HIGHLAND PARK, Mich. – Shu Harris is motivated to turning her community around, especially for the children.
She is the CEO of Avalon Village in Highland Park, a nonprofit organization that is buying up lots and transforming them into a park, garden, and homework house.
This summer, Harris provided a four-week music camp for children for free. The Sun Boy Record Music Camp taught children how to play different instruments, how to be a DJ, dance and much more. The camp ended with a recital day for parents to see what the children had been doing.
"It gives them a chance to participate in making their own music," Harris said.
Harris was inspired to create the Avalon Village in honor of her 2-year-old son, Jakobi Ra, who was killed by a hit-and-run driver in 2007. The music camp is part of it.

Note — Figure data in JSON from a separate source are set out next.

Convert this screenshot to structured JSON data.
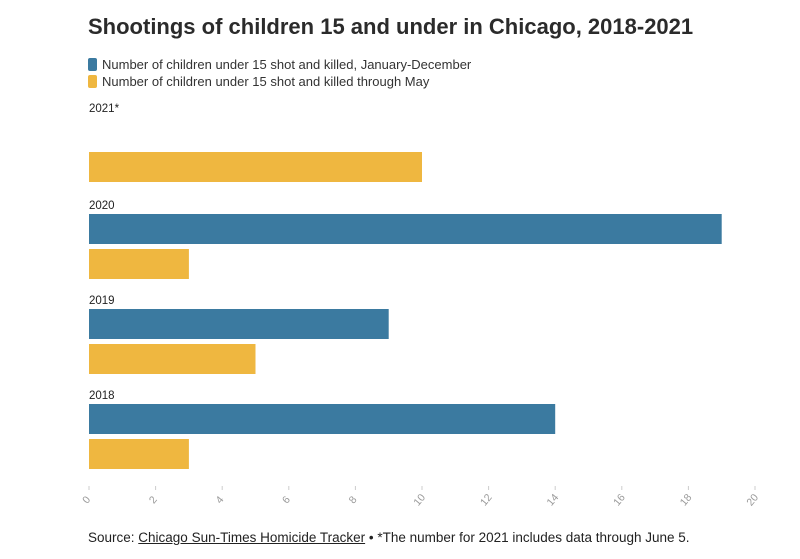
{
  "title": "Shootings of children 15 and under in Chicago, 2018-2021",
  "legend": [
    {
      "label": "Number of children under 15 shot and killed, January-December",
      "color": "#3b7aa0"
    },
    {
      "label": "Number of children under 15 shot and killed through May",
      "color": "#efb740"
    }
  ],
  "footer": {
    "source_prefix": "Source: ",
    "source_link": "Chicago Sun-Times Homicide Tracker",
    "separator": " • ",
    "note": "*The number for 2021 includes data through June 5."
  },
  "chart_data": {
    "type": "bar",
    "orientation": "horizontal",
    "title": "Shootings of children 15 and under in Chicago, 2018-2021",
    "categories": [
      "2021*",
      "2020",
      "2019",
      "2018"
    ],
    "series": [
      {
        "name": "Number of children under 15 shot and killed, January-December",
        "color": "#3b7aa0",
        "values": [
          null,
          19,
          9,
          14
        ]
      },
      {
        "name": "Number of children under 15 shot and killed through May",
        "color": "#efb740",
        "values": [
          10,
          3,
          5,
          3
        ]
      }
    ],
    "xlim": [
      0,
      20
    ],
    "xticks": [
      0,
      2,
      4,
      6,
      8,
      10,
      12,
      14,
      16,
      18,
      20
    ],
    "xlabel": "",
    "ylabel": "",
    "grid": false,
    "legend_position": "top"
  }
}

"He was 2 years old, on the turntables," Harris said. "I knew then that his energy was that of an entertainer and I wanted to make sure that we do something for the children in the music way."

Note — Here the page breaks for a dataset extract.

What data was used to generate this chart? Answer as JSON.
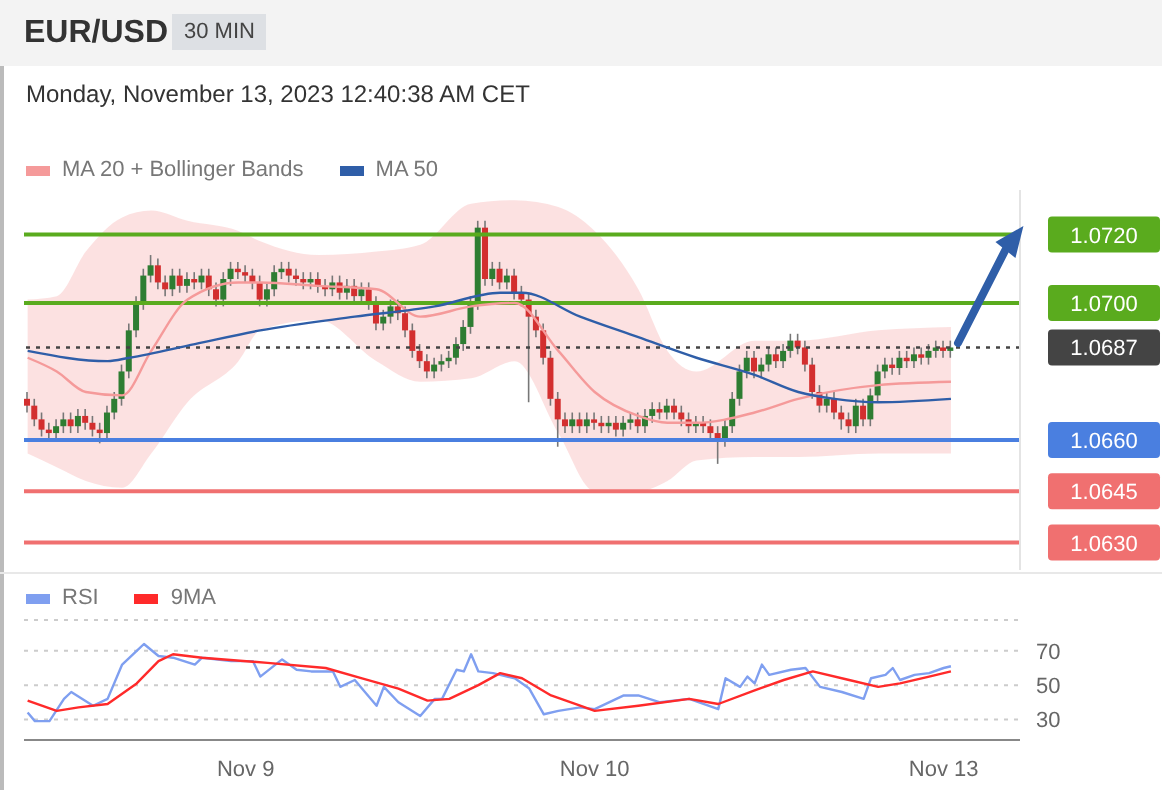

Michael Monford, the camp director, said music has elements of science and math in it, and teaches discipline and structure. He said habits learned from studying music can be applied to other areas of a person's life.
"You see them light up because, at first, when they're trying to learn an instrument, you see a little bit of frustration and if they aren't getting it at first... But as soon as they get that first note, you see their confidence go through the roof," Monford said.
Harris says the camp is the community's way of stepping up and doing what's right for the children.
"It helps them to stay happy. A lot of these children, they are happy when they come to music camp or when they're playing instruments so that is part of helping to build their self-esteem and helping them to be balanced and wholesome," Harris said.
Harris hopes to hold this camp every summer.